Renormalization of sine gordon theory

Question

So assume that we have a usual sine gordon theory in the the theory we have a term in the hamiltonian $$\frac{yu}{2\pi\alpha^2}\int dx \cos(\sqrt{8}\phi_\sigma(x))$$

where $\alpha$ is cut off parameter, and $y$ and $u$ are coupling constants, $\phi_\sigma(x)$ is a bosonic field operator.

So it says that, if $$y\rightarrow \pm \infty$$ $\phi$ locked into one of the minima of $\cos$ and for very large $y$ one can expand $\cos$ around the $\phi$ which minimizes the $\cos$ and we can only do this iff $y$ is very large.

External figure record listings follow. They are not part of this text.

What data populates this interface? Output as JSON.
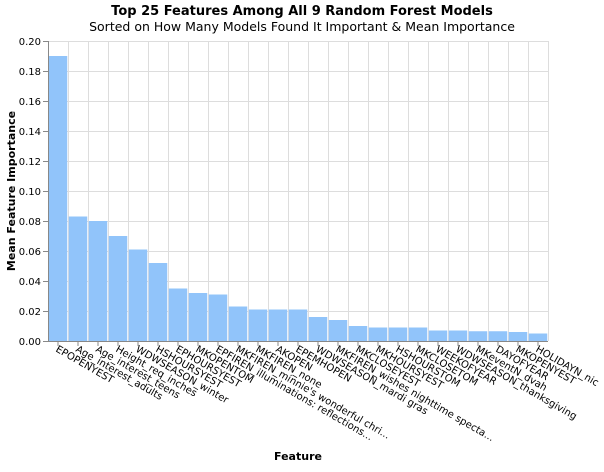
{
  "title": "Top 25 Features Among All 9 Random Forest Models",
  "subtitle": "Sorted on How Many Models Found It Important & Mean Importance",
  "chart_data": {
    "type": "bar",
    "title": "Top 25 Features Among All 9 Random Forest Models",
    "subtitle": "Sorted on How Many Models Found It Important & Mean Importance",
    "xlabel": "Feature",
    "ylabel": "Mean Feature Importance",
    "ylim": [
      0,
      0.2
    ],
    "yticks": [
      0.0,
      0.02,
      0.04,
      0.06,
      0.08,
      0.1,
      0.12,
      0.14,
      0.16,
      0.18,
      0.2
    ],
    "ytick_labels": [
      "0.00",
      "0.02",
      "0.04",
      "0.06",
      "0.08",
      "0.10",
      "0.12",
      "0.14",
      "0.16",
      "0.18",
      "0.20"
    ],
    "grid": true,
    "bar_color": "#91c4fa",
    "categories": [
      "EPOPENYEST",
      "Age_interest_adults",
      "Age_interest_teens",
      "Height_req_inches",
      "WDWSEASON_winter",
      "HSHOURSYEST",
      "EPHOURSYEST",
      "MKOPENTOM",
      "EPFIREN_illuminations: reflections...",
      "MKFIREN_minnie's wonderful chri...",
      "MKFIREN_none",
      "AKOPEN",
      "EPEMHOPEN",
      "WDWSEASON_mardi gras",
      "MKFIREN_wishes nighttime specta...",
      "MKCLOSEYEST",
      "MKHOURSYEST",
      "HSHOURSTOM",
      "MKCLOSETOM",
      "WEEKOFYEAR",
      "WDWSEASON_thanksgiving",
      "MKeventN_dvah",
      "DAYOFYEAR",
      "MKOPENYEST",
      "HOLIDAYN_nic"
    ],
    "values": [
      0.19,
      0.083,
      0.08,
      0.07,
      0.061,
      0.052,
      0.035,
      0.032,
      0.031,
      0.023,
      0.021,
      0.021,
      0.021,
      0.016,
      0.014,
      0.01,
      0.009,
      0.009,
      0.009,
      0.007,
      0.007,
      0.0065,
      0.0065,
      0.006,
      0.005
    ]
  }
}
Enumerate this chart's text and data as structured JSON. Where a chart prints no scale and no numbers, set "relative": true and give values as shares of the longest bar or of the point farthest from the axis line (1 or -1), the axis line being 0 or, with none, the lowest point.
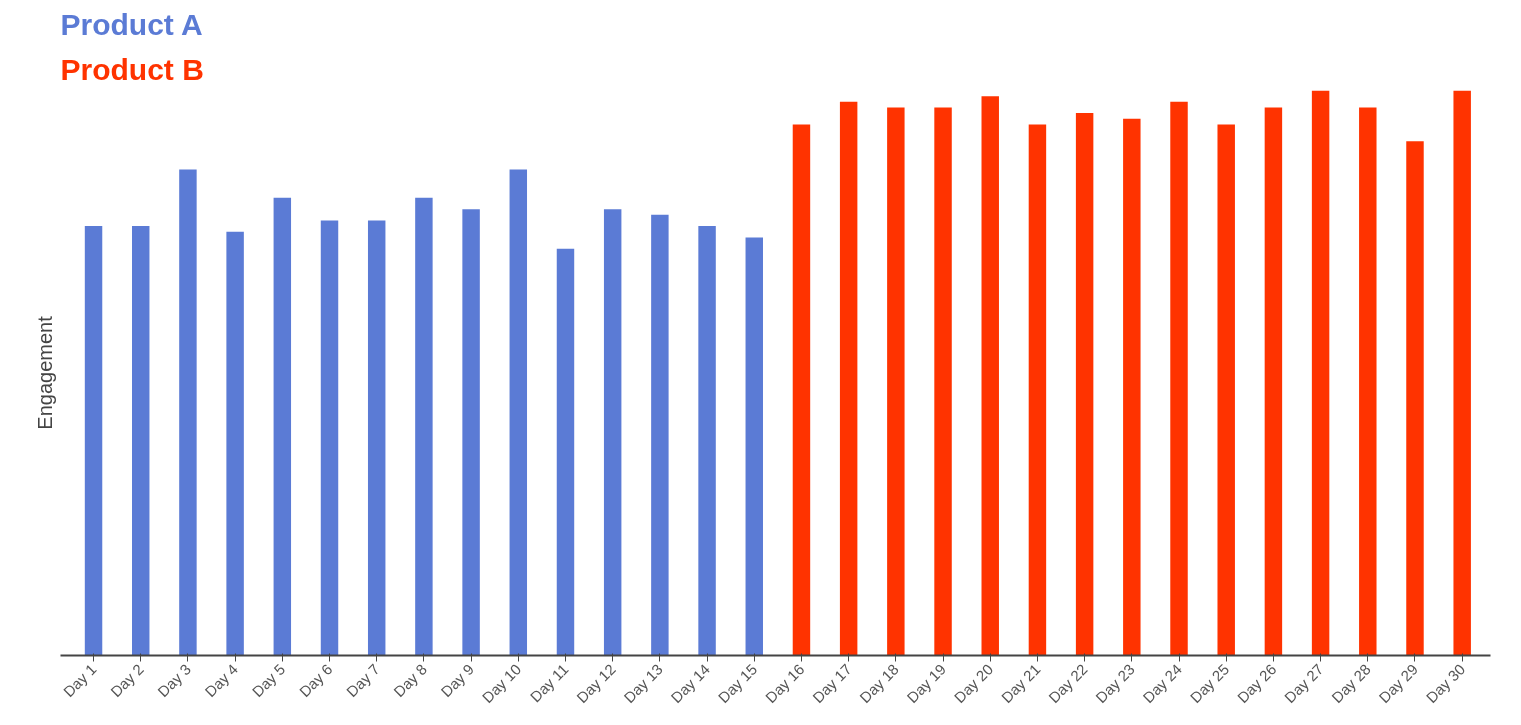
{
  "chart_data": {
    "type": "bar",
    "ylabel": "Engagement",
    "relative": true,
    "legend": "top left",
    "grid": false,
    "categories": [
      "Day 1",
      "Day 2",
      "Day 3",
      "Day 4",
      "Day 5",
      "Day 6",
      "Day 7",
      "Day 8",
      "Day 9",
      "Day 10",
      "Day 11",
      "Day 12",
      "Day 13",
      "Day 14",
      "Day 15",
      "Day 16",
      "Day 17",
      "Day 18",
      "Day 19",
      "Day 20",
      "Day 21",
      "Day 22",
      "Day 23",
      "Day 24",
      "Day 25",
      "Day 26",
      "Day 27",
      "Day 28",
      "Day 29",
      "Day 30"
    ],
    "series": [
      {
        "name": "Product A",
        "color": "#5b7bd5",
        "values": [
          0.76,
          0.76,
          0.86,
          0.75,
          0.81,
          0.77,
          0.77,
          0.81,
          0.79,
          0.86,
          0.72,
          0.79,
          0.78,
          0.76,
          0.74,
          null,
          null,
          null,
          null,
          null,
          null,
          null,
          null,
          null,
          null,
          null,
          null,
          null,
          null,
          null
        ]
      },
      {
        "name": "Product B",
        "color": "#ff3300",
        "values": [
          null,
          null,
          null,
          null,
          null,
          null,
          null,
          null,
          null,
          null,
          null,
          null,
          null,
          null,
          null,
          0.94,
          0.98,
          0.97,
          0.97,
          0.99,
          0.94,
          0.96,
          0.95,
          0.98,
          0.94,
          0.97,
          1.0,
          0.97,
          0.91,
          1.0
        ]
      }
    ]
  }
}
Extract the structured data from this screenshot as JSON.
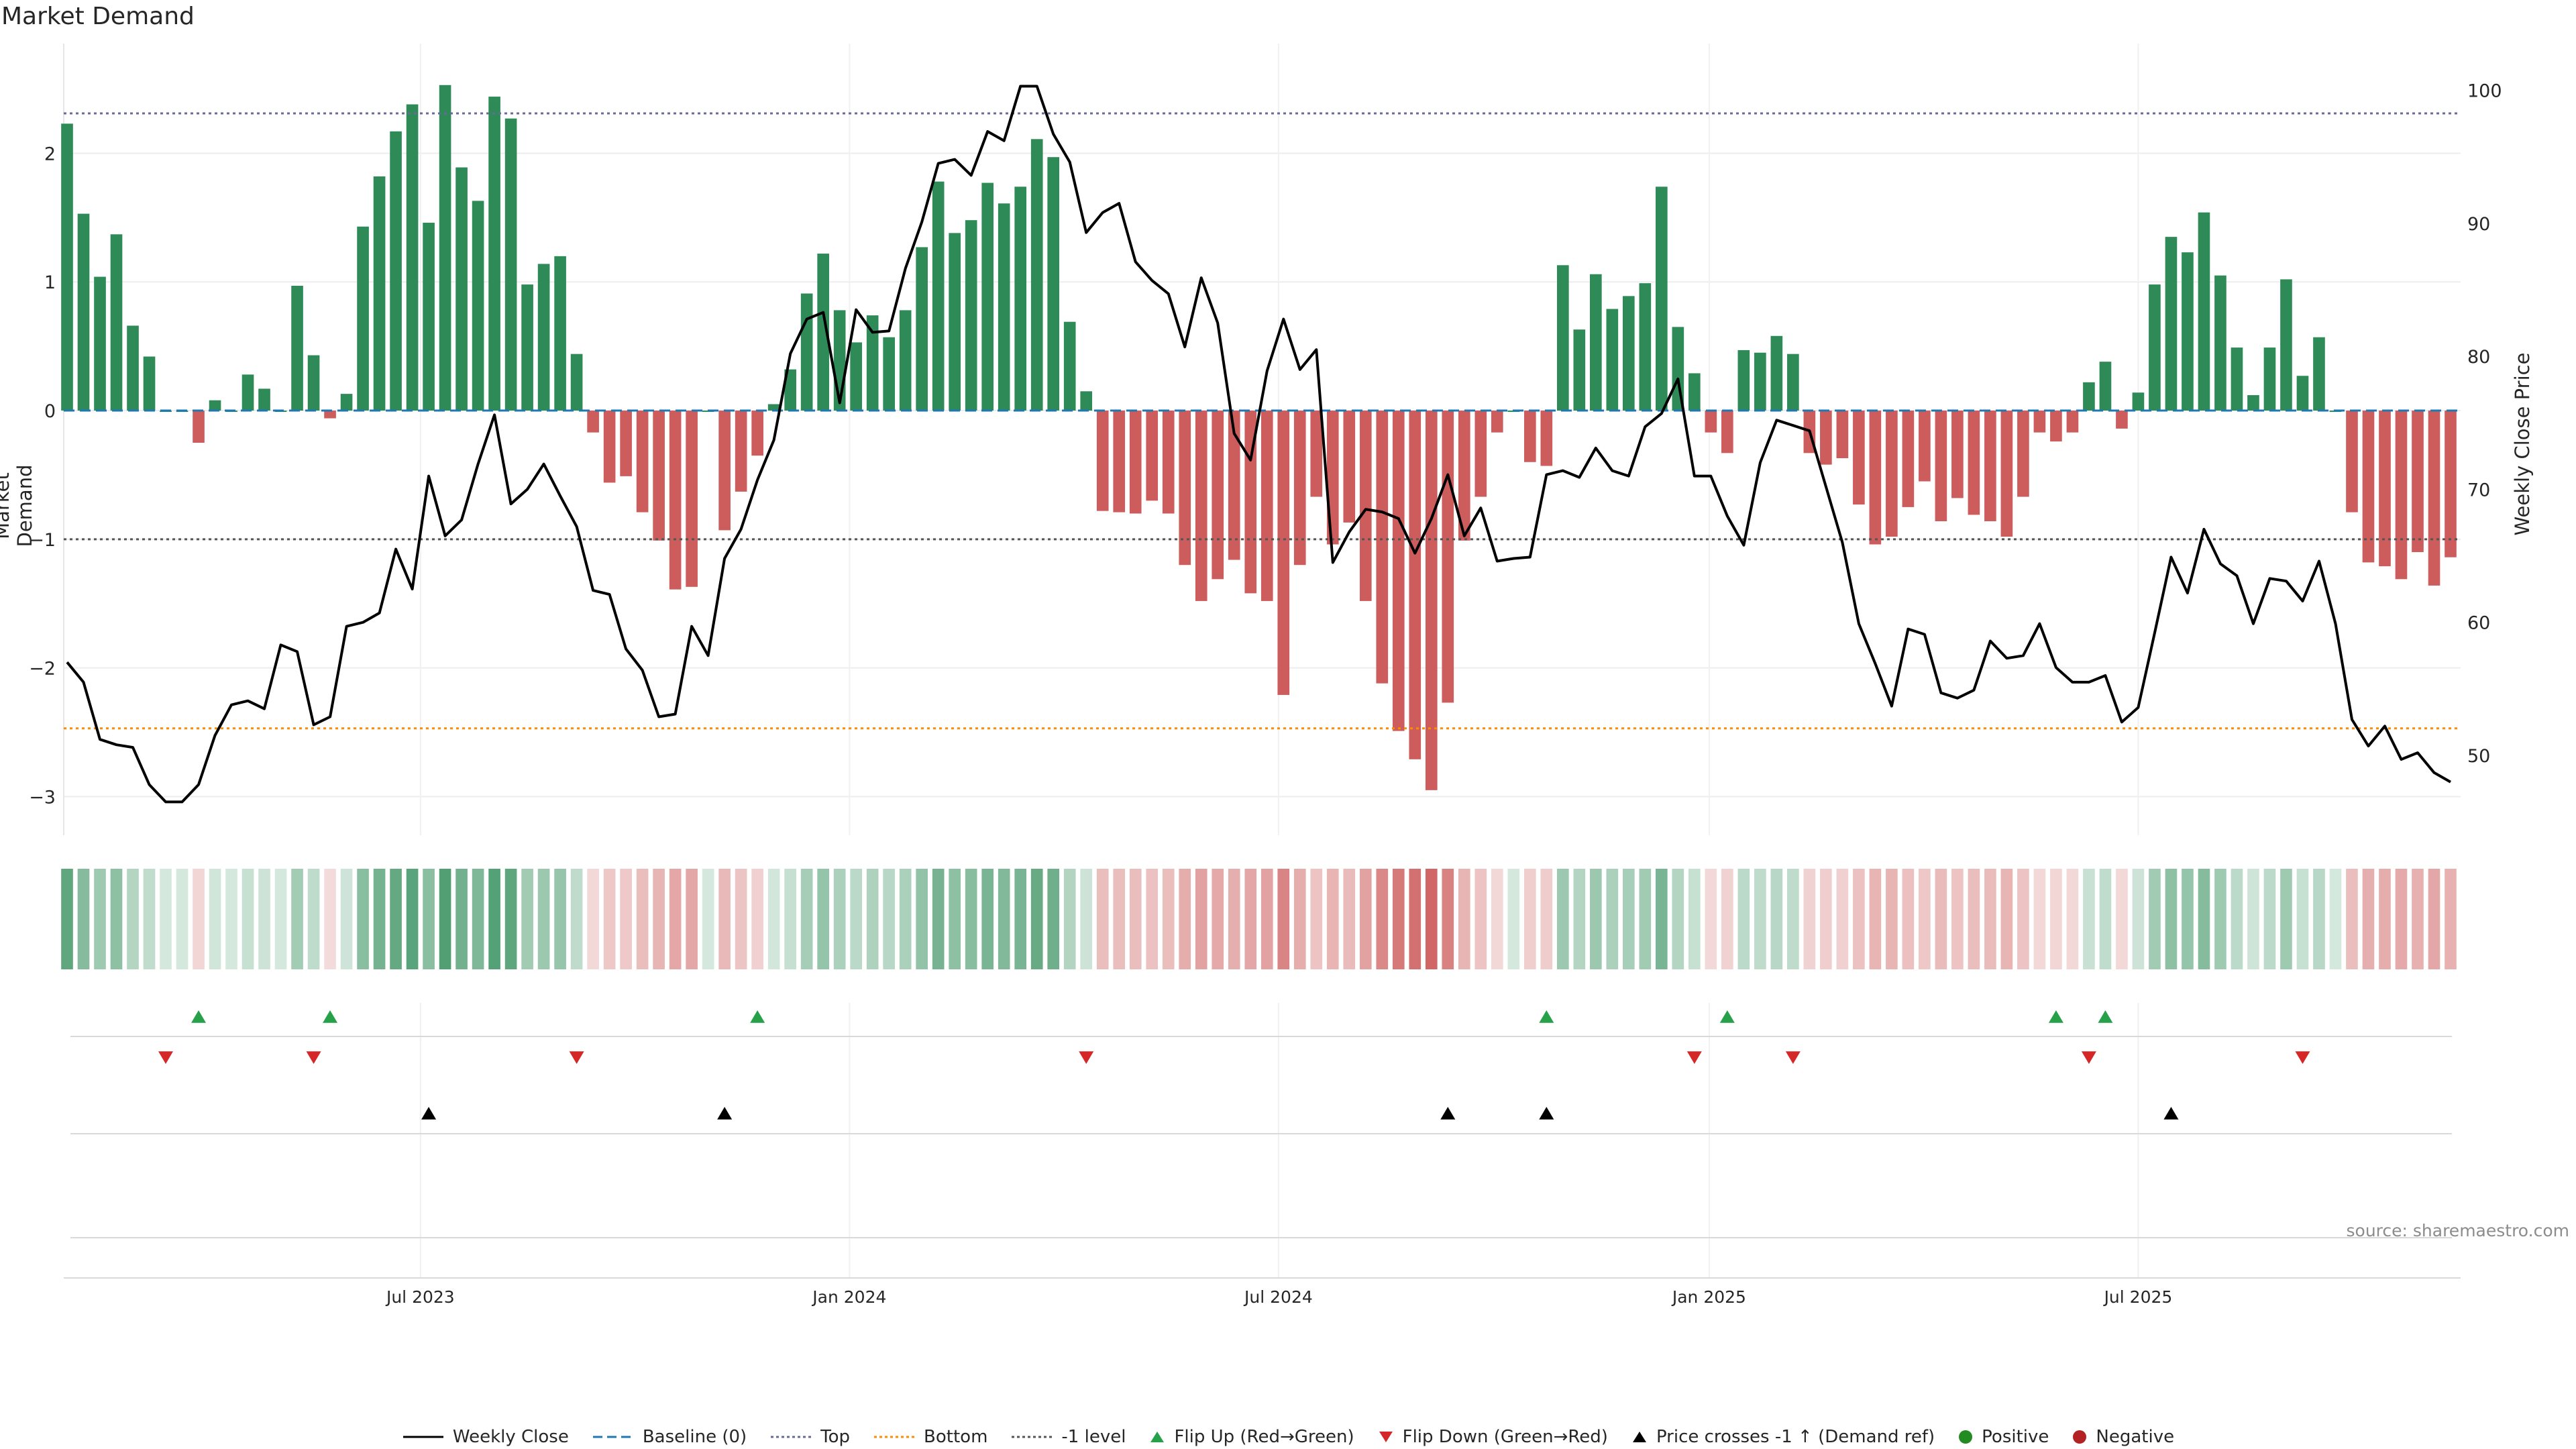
{
  "chart_data": [
    {
      "type": "bar",
      "title": "Market Demand",
      "ylabel": "Market Demand",
      "y2label": "Weekly Close Price",
      "ylim": [
        -3.3,
        2.8
      ],
      "y2lim": [
        44,
        103
      ],
      "yticks": [
        2,
        1,
        0,
        -1,
        -2,
        -3
      ],
      "y2ticks": [
        100,
        90,
        80,
        70,
        60,
        50
      ],
      "reference_lines": {
        "top": 2.31,
        "bottom": -2.47,
        "minus_one": -1,
        "baseline": 0
      },
      "demand": [
        2.23,
        1.53,
        1.04,
        1.37,
        0.66,
        0.42,
        0.0,
        0.0,
        -0.25,
        0.08,
        0.0,
        0.28,
        0.17,
        0.0,
        0.97,
        0.43,
        -0.06,
        0.13,
        1.43,
        1.82,
        2.17,
        2.38,
        1.46,
        2.53,
        1.89,
        1.63,
        2.44,
        2.27,
        0.98,
        1.14,
        1.2,
        0.44,
        -0.17,
        -0.56,
        -0.51,
        -0.79,
        -1.01,
        -1.39,
        -1.37,
        0.0,
        -0.93,
        -0.63,
        -0.35,
        0.05,
        0.32,
        0.91,
        1.22,
        0.78,
        0.53,
        0.74,
        0.57,
        0.78,
        1.27,
        1.78,
        1.38,
        1.48,
        1.77,
        1.61,
        1.74,
        2.11,
        1.97,
        0.69,
        0.15,
        -0.78,
        -0.79,
        -0.8,
        -0.7,
        -0.8,
        -1.2,
        -1.48,
        -1.31,
        -1.16,
        -1.42,
        -1.48,
        -2.21,
        -1.2,
        -0.67,
        -1.04,
        -0.87,
        -1.48,
        -2.12,
        -2.49,
        -2.71,
        -2.95,
        -2.27,
        -1.01,
        -0.67,
        -0.17,
        0.0,
        -0.4,
        -0.43,
        1.13,
        0.63,
        1.06,
        0.79,
        0.89,
        0.99,
        1.74,
        0.65,
        0.29,
        -0.17,
        -0.33,
        0.47,
        0.45,
        0.58,
        0.44,
        -0.33,
        -0.42,
        -0.37,
        -0.73,
        -1.04,
        -0.98,
        -0.75,
        -0.55,
        -0.86,
        -0.68,
        -0.81,
        -0.86,
        -0.98,
        -0.67,
        -0.17,
        -0.24,
        -0.17,
        0.22,
        0.38,
        -0.14,
        0.14,
        0.98,
        1.35,
        1.23,
        1.54,
        1.05,
        0.49,
        0.12,
        0.49,
        1.02,
        0.27,
        0.57,
        0.0,
        -0.79,
        -1.18,
        -1.21,
        -1.31,
        -1.1,
        -1.36,
        -1.14
      ],
      "weekly_close": [
        57,
        55.5,
        51.2,
        50.8,
        50.6,
        47.8,
        46.5,
        46.5,
        47.8,
        51.5,
        53.8,
        54.1,
        53.5,
        58.3,
        57.8,
        52.3,
        52.9,
        59.7,
        60,
        60.7,
        65.5,
        62.5,
        71,
        66.5,
        67.7,
        71.9,
        75.6,
        68.9,
        70,
        71.9,
        69.5,
        67.2,
        62.4,
        62.1,
        58,
        56.4,
        52.9,
        53.1,
        59.7,
        57.5,
        64.8,
        67,
        70.7,
        73.7,
        80.2,
        82.8,
        83.3,
        76.5,
        83.5,
        81.8,
        81.9,
        86.6,
        90.1,
        94.5,
        94.8,
        93.6,
        96.9,
        96.2,
        100.3,
        100.3,
        96.7,
        94.6,
        89.3,
        90.8,
        91.5,
        87.1,
        85.7,
        84.7,
        80.7,
        85.9,
        82.5,
        74.2,
        72.2,
        78.9,
        82.8,
        79,
        80.5,
        64.5,
        66.8,
        68.5,
        68.3,
        67.8,
        65.2,
        67.8,
        71.1,
        66.5,
        68.6,
        64.6,
        64.8,
        64.9,
        71.1,
        71.4,
        70.9,
        73.1,
        71.4,
        71,
        74.7,
        75.7,
        78.3,
        71,
        71,
        68,
        65.8,
        72,
        75.2,
        74.8,
        74.4,
        70.2,
        66,
        59.9,
        56.9,
        53.7,
        59.5,
        59.1,
        54.7,
        54.3,
        54.9,
        58.6,
        57.3,
        57.5,
        59.9,
        56.6,
        55.5,
        55.5,
        56,
        52.5,
        53.6,
        59.2,
        64.9,
        62.2,
        67,
        64.4,
        63.5,
        59.9,
        63.3,
        63.1,
        61.6,
        64.6,
        59.9,
        52.7,
        50.7,
        52.2,
        49.7,
        50.2,
        48.7,
        48
      ]
    },
    {
      "type": "heatmap",
      "note": "strip of weekly demand shading; greens positive, reds negative (same values as demand series)"
    },
    {
      "type": "scatter",
      "series": [
        {
          "name": "Flip Up (Red→Green)",
          "week_index": [
            8,
            16,
            42,
            90,
            101,
            121,
            124
          ]
        },
        {
          "name": "Flip Down (Green→Red)",
          "week_index": [
            6,
            15,
            31,
            62,
            99,
            105,
            123,
            136
          ]
        },
        {
          "name": "Price crosses -1 ↑ (Demand ref)",
          "week_index": [
            22,
            40,
            84,
            90,
            128
          ]
        }
      ]
    }
  ],
  "x_axis": {
    "tick_labels": [
      "Jul 2023",
      "Jan 2024",
      "Jul 2024",
      "Jan 2025",
      "Jul 2025"
    ],
    "tick_week_index": [
      21.5,
      47.6,
      73.7,
      99.9,
      126
    ]
  },
  "title": "Market Demand",
  "source": "source: sharemaestro.com",
  "legend": [
    {
      "label": "Weekly Close",
      "symbol": "line-black"
    },
    {
      "label": "Baseline (0)",
      "symbol": "line-dash-blue"
    },
    {
      "label": "Top",
      "symbol": "line-dot-purple"
    },
    {
      "label": "Bottom",
      "symbol": "line-dot-orange"
    },
    {
      "label": "-1 level",
      "symbol": "line-dot-gray"
    },
    {
      "label": "Flip Up (Red→Green)",
      "symbol": "triangle-up-green"
    },
    {
      "label": "Flip Down (Green→Red)",
      "symbol": "triangle-down-red"
    },
    {
      "label": "Price crosses -1 ↑ (Demand ref)",
      "symbol": "triangle-up-black"
    },
    {
      "label": "Positive",
      "symbol": "circle-green"
    },
    {
      "label": "Negative",
      "symbol": "circle-red"
    }
  ],
  "colors": {
    "positive": "#2e8b57",
    "negative": "#cd5c5c",
    "price": "#000000",
    "baseline": "#1f77b4",
    "top": "#6a6a9a",
    "bottom": "#ff8c00",
    "minus_one": "#555555",
    "flip_up": "#27a149",
    "flip_down": "#d62728",
    "cross": "#000000",
    "legend_pos": "#228b22",
    "legend_neg": "#b22222"
  }
}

I don't get it, how and why $\phi$ locks it self to minimum for large $y$ I mean how an operator lock it self(it is just an operator when acts on a state it changes number of bosons on particular x, it can not be equal to a number or a some function) to a specific value in the first place does it talk about classical limit that operators are actually just classical functions, and some how euler lagrange equations gives that solution? or is it something else going on?

Answer 1

I think I get the answer,

Now if $y$ goes to infinity, in the path integral representation of partition function, that cosine term will oscillate wildly, so according to saddle point approximation, only the classical path($\phi$ that obeys to Euler Lagrange equations) will have non zero contribution the other configurations will interfere destructively.

Thus we write the E-L equations and solve them, we will have several solutions as solitons or gapped phonons, these correspond to small fluctuations around the classical path. In other words, we only take into account the classical configuration and the configurations that deviate from the classical one very slightly. Because the other configurations will destructively interfere because of the high $y$.

and, I think the value that minimizes the cosine term is the classical configuration. Because it minimizes the energy.